The recommendation is to convert the files when the data is collected, then
the software is up to date. If this was not possible,
the older program versions are kept in /usr/fmri_progs/bin. The program names
are modified to reflect the old version, e.g.  makevols.021003  
is the version of makevols used up until Feb. 2003.
So, if the current version doesn't work on your files, check in that
folder to see if an older version of the program will work.



COMPRESSION FORMATS
Image files are huge. It's good to compress them when not in use.
  bzip2    - writes .bz2 compressed file
  bunzip2  - reads .bz2 compressed file
  compress - writes .Z compressed file.
  uncompress -reads .Z compressed file.
For one sample of data, compress reduced size by 1/3, and bzip2 by 1/2. bzip2 was a little slower.
bzip2 with the -9 argument gives better compression. Another compression program is gzip.



FIRST AND EARLY SCANS NEED SPECIAL PROCESSING
The early scans are needed to "warm up" the NMR equilibrium so the magnetization stabilizes and
thereby the signal stabilizes, too. The warm up is about 3 times the T1 decay time. 
For 3T, 3*T1 = ~4 sec; for 1.5T, 3*T1 = ~3 sec.  When the TR is less than 3*T1 seconds, the signal 
intensity of the first several shots will be greater than the equilibrium value attained after 
pulsing several times. 

The parameter 'nextra' is used to avoid acquiring and storing these warm-up scans.
You should use enough nextra scans (sometimes called
disdaqs, 'disabled data acqisitions') to achieve equilibrium: 
    nextra >= round((3*T1)/TR)
e.g. TR = 2s, 3T.  Use nextra of 2 or more.
For these nextra scans, the scanner is running and it sounds like you're getting data, but this data
will not be in your data set, i.e. the data will not be acquired.

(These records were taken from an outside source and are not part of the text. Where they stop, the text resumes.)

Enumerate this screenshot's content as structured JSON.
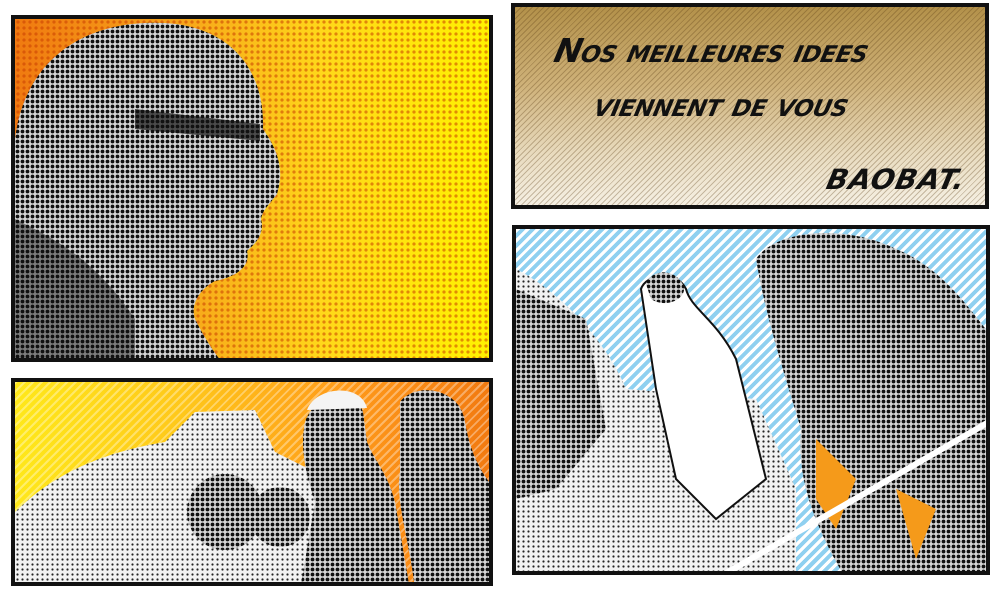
{
  "caption": {
    "line1": "Nos meilleures idees",
    "line2": "viennent de vous",
    "brand": "baobat."
  },
  "colors": {
    "panel_border": "#111111",
    "orange": "#f07a10",
    "yellow": "#fff200",
    "tan": "#b3914a",
    "sky_blue": "#8fd0f0"
  }
}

The first acquired volume is indeed different than all subsequent ones, 
independent of whether nextra is used or not.  It has an echo time that 
is 2 ms longer than your protocol TE, and together with the second 
time frame is used to compute a magnetic field map, which in turn 
is used to correct the reconstruction for field heterogeneity. If nextra = 0, this correction
is being done on data that is not yet magnetically stable, which is not optimal.
Note the scanner pulse sequence knows about nextra, e.g. if nextra = 2, the third volume
run by the scanner, which is the first volume acquired by you, will have the 2 ms increment.

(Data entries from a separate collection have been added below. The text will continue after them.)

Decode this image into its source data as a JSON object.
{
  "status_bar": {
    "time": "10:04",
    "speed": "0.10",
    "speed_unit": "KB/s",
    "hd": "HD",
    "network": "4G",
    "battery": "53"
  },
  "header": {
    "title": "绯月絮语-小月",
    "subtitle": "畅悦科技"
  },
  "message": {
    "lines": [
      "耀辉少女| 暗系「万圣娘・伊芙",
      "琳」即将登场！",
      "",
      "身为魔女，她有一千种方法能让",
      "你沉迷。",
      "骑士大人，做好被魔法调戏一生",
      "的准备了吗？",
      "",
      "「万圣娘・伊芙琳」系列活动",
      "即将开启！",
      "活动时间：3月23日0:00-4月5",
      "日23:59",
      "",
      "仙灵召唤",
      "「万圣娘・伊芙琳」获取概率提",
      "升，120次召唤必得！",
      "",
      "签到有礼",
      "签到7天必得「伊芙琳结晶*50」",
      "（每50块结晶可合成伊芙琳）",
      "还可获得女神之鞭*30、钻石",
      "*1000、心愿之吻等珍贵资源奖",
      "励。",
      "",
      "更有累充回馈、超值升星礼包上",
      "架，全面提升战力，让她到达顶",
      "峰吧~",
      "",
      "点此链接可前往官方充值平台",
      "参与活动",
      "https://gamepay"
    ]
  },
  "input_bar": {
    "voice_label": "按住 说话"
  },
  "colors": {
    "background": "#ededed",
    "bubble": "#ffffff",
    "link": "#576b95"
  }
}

The consequence of having TE + 2ms is that the signal will be globally 
weaker in the first acquired volume by as much as several percent.  This will not be an issue if 
global scaling is used; if global scaling is not used it might slightly alter the analysis.  
The degree to which inclusion of the first volume affects your activation will depend on the total
number of frames.  

For the best analysis, use nextra, so the scanner is stablized for the heterogeneity calculation,
and skip volume 1 in the analysis, even if nextra is used.